A picture of our torn up praise

Awhile back, I came across a song by the band Phosphorescent called “A Picture of Our Torn Up Praise” and it has intrigued me ever since — not the song, just the title.

Doesn’t our praise often feel torn up? It’s as if we’re reaching for something (Someone!) and never quite getting there because of something about ourselves or the people we’re with or the setting or some other thing that isn’t right. But we just end up tearing it up or at least getting it smudged and tattered.

It amazes me that God is interested at all. That he keeps on showing up for it. That he actually smiles at it.

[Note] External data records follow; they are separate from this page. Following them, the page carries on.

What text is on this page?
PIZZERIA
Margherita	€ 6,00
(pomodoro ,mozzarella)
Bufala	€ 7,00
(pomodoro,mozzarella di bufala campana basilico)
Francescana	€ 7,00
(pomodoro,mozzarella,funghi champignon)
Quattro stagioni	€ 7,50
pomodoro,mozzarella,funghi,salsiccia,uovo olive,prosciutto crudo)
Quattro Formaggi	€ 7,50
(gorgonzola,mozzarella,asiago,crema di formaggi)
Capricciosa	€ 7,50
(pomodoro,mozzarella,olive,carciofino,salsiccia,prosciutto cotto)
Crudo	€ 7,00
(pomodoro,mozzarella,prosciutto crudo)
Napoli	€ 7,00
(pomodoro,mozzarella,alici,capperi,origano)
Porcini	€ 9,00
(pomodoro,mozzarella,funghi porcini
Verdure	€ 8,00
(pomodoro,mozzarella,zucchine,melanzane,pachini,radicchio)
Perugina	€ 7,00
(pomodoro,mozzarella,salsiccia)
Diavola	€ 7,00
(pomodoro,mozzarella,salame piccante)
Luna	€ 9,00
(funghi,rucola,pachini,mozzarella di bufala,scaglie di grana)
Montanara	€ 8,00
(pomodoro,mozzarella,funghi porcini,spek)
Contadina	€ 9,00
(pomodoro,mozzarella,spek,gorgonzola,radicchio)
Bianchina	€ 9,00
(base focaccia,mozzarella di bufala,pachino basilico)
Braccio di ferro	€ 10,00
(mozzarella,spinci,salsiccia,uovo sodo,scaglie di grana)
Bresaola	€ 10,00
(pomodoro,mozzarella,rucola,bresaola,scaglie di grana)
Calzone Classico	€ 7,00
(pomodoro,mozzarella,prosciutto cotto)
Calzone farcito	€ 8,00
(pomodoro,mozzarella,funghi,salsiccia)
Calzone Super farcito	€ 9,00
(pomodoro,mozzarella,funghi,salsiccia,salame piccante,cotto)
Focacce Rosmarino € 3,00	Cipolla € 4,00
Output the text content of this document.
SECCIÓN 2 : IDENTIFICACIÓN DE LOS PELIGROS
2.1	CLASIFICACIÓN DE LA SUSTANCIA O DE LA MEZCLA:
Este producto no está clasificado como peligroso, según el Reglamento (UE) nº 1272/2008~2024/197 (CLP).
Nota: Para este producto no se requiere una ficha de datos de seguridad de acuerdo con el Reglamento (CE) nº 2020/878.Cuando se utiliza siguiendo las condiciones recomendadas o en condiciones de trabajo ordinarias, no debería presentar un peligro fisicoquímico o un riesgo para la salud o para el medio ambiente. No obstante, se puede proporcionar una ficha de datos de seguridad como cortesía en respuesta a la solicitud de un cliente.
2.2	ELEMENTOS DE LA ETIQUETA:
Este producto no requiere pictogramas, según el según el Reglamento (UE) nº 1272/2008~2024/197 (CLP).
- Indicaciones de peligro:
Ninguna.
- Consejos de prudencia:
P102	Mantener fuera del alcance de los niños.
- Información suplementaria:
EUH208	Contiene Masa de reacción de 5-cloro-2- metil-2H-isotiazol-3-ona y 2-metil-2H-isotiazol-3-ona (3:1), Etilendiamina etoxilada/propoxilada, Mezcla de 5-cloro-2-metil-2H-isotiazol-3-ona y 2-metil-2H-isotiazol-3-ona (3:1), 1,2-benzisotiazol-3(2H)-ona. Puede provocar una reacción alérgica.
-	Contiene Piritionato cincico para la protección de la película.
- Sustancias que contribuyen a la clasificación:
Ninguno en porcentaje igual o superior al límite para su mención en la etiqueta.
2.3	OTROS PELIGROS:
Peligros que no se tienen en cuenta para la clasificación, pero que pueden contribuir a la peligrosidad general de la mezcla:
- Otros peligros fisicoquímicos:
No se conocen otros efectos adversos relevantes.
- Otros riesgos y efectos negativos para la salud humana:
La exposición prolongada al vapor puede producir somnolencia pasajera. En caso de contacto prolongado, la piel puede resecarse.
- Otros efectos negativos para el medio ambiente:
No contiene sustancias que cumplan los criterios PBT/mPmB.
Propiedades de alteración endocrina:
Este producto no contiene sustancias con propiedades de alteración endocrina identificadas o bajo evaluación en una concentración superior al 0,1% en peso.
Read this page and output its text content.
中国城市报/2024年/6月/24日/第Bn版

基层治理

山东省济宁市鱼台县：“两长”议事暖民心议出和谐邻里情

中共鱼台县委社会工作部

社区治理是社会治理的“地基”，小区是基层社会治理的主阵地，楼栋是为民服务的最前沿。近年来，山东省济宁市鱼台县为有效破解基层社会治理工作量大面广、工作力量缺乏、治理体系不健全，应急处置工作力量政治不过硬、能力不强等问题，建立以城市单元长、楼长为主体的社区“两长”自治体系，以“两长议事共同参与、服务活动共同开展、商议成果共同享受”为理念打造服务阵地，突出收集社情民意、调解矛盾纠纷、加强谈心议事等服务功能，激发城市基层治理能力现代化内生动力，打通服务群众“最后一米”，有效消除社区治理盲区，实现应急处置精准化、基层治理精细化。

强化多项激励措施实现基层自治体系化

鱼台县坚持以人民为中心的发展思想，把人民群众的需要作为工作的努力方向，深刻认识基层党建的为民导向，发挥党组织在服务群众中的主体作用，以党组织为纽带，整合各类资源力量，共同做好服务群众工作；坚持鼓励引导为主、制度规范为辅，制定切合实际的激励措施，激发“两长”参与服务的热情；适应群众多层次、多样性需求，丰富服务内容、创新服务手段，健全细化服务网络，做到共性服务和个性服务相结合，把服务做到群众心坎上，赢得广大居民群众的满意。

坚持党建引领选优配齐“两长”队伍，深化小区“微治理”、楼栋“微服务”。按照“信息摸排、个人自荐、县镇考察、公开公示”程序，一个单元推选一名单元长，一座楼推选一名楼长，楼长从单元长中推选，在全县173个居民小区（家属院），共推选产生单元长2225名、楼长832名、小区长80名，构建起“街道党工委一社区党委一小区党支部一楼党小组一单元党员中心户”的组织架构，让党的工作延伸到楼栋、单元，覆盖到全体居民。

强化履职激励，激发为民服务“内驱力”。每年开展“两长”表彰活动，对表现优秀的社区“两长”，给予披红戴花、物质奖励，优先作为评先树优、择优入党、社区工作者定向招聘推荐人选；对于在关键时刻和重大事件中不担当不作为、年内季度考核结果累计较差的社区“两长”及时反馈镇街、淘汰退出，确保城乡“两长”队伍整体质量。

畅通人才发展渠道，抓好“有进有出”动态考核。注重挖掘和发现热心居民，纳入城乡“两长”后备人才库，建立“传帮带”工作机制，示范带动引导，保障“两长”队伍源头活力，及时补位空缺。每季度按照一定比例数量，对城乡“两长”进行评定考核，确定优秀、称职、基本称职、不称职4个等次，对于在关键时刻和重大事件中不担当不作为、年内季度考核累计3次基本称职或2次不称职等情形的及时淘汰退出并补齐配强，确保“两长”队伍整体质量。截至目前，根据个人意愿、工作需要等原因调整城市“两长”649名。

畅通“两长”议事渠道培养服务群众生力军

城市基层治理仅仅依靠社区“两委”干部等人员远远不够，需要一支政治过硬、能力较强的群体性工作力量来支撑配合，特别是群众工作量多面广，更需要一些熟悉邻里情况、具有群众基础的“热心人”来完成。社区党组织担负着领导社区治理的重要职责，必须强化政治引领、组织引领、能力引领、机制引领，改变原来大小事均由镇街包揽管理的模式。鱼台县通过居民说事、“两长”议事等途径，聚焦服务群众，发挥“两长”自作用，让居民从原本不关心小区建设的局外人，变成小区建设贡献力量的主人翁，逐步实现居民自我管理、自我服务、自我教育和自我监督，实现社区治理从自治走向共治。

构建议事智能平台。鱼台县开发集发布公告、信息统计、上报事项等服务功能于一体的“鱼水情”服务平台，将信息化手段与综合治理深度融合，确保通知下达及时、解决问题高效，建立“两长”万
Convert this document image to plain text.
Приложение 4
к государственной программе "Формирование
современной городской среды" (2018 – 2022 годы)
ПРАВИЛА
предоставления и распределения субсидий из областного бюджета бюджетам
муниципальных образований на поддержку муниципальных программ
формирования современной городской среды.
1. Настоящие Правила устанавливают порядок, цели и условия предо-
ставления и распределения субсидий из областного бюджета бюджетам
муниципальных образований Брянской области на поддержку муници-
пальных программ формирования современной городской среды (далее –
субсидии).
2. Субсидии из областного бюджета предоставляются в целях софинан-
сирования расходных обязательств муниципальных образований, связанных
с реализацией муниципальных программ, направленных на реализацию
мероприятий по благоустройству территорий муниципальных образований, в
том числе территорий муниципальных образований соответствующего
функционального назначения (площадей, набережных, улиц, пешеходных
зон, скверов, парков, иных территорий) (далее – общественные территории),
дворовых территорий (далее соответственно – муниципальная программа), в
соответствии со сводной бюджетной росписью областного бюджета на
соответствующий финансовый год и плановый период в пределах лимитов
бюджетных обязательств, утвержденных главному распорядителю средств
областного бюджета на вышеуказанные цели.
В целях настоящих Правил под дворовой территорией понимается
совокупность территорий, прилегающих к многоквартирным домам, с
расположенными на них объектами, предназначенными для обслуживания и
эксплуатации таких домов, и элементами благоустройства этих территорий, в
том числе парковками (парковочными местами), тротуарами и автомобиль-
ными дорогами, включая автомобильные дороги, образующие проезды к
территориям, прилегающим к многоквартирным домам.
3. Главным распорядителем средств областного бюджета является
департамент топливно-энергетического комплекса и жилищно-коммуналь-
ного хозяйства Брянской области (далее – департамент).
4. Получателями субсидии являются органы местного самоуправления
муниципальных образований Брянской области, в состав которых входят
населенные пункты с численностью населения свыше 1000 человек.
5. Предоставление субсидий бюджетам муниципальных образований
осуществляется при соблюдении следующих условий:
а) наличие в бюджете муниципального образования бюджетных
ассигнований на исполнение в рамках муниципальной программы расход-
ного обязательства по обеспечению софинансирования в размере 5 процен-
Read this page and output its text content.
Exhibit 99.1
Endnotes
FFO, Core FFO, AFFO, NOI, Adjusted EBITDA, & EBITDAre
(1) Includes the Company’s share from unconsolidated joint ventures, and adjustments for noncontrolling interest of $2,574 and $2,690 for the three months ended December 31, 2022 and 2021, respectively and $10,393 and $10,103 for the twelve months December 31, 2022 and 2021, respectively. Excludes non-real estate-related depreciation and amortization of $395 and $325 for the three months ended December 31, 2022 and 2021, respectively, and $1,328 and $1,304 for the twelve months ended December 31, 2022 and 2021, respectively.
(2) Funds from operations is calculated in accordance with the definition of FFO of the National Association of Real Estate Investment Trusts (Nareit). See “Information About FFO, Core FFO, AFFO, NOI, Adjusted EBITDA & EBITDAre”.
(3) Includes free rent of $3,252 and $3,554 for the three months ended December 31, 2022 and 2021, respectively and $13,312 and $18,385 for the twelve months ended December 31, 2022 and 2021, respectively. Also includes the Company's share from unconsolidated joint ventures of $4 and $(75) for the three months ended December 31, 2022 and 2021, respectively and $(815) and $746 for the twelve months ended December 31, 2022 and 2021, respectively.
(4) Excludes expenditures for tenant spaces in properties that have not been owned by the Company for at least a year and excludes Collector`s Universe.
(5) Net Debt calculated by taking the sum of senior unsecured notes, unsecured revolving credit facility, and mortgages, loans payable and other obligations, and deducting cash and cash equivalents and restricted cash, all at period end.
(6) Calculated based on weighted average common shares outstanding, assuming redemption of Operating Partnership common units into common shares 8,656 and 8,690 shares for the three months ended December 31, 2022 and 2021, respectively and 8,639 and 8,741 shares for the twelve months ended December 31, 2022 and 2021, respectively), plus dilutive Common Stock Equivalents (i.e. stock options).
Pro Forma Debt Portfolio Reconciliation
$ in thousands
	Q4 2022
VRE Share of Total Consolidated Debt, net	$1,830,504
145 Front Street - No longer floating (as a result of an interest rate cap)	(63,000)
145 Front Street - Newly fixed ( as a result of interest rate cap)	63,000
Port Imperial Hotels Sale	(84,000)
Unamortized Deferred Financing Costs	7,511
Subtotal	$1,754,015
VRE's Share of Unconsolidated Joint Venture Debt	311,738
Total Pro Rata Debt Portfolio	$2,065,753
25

There is more grace in the receiver than generosity in the givers.

It reminds me of a poem by Billy Collins called “The Lanyard.” I include it below, because it is “a picture of our torn up praise” that shows why God might not only accept, but cherish, our tattered and smudged prayers and songs.

The other day I was ricocheting slowly
off the blue walls of this room,
moving as if underwater from typewriter to piano,
from bookshelf to an envelope lying on the floor,
when I found myself in the L section of the dictionary
where my eyes fell upon the word lanyard.

No cookie nibbled by a French novelist
could send one into the past more suddenly—
a past where I sat at a workbench at a camp
by a deep Adirondack lake
learning how to braid long thin plastic strips
into a lanyard, a gift for my mother.

I had never seen anyone use a lanyard
or wear one, if that’s what you did with them,
but that did not keep me from crossing
strand over strand again and again
until I had made a boxy
red and white lanyard for my mother.

She gave me life and milk from her breasts,
and I gave her a lanyard.
She nursed me in many a sick room,
lifted spoons of medicine to my lips,
laid cold face-cloths on my forehead,
and then led me out into the airy light

and taught me to walk and swim,
and I, in turn, presented her with a lanyard.
Here are thousands of meals, she said,
and here is clothing and a good education.
And here is your lanyard, I replied,
which I made with a little help from a counselor.

Here is a breathing body and a beating heart,
strong legs, bones and teeth,
and two clear eyes to read the world, she whispered,
and here, I said, is the lanyard I made at camp.
And here, I wish to say to her now,
is a smaller gift—not the worn truth

that you can never repay your mother,
but the rueful admission that when she took
the two-tone lanyard from my hand,
I was as sure as a boy could be
that this useless, worthless thing I wove
out of boredom would be enough to make us even.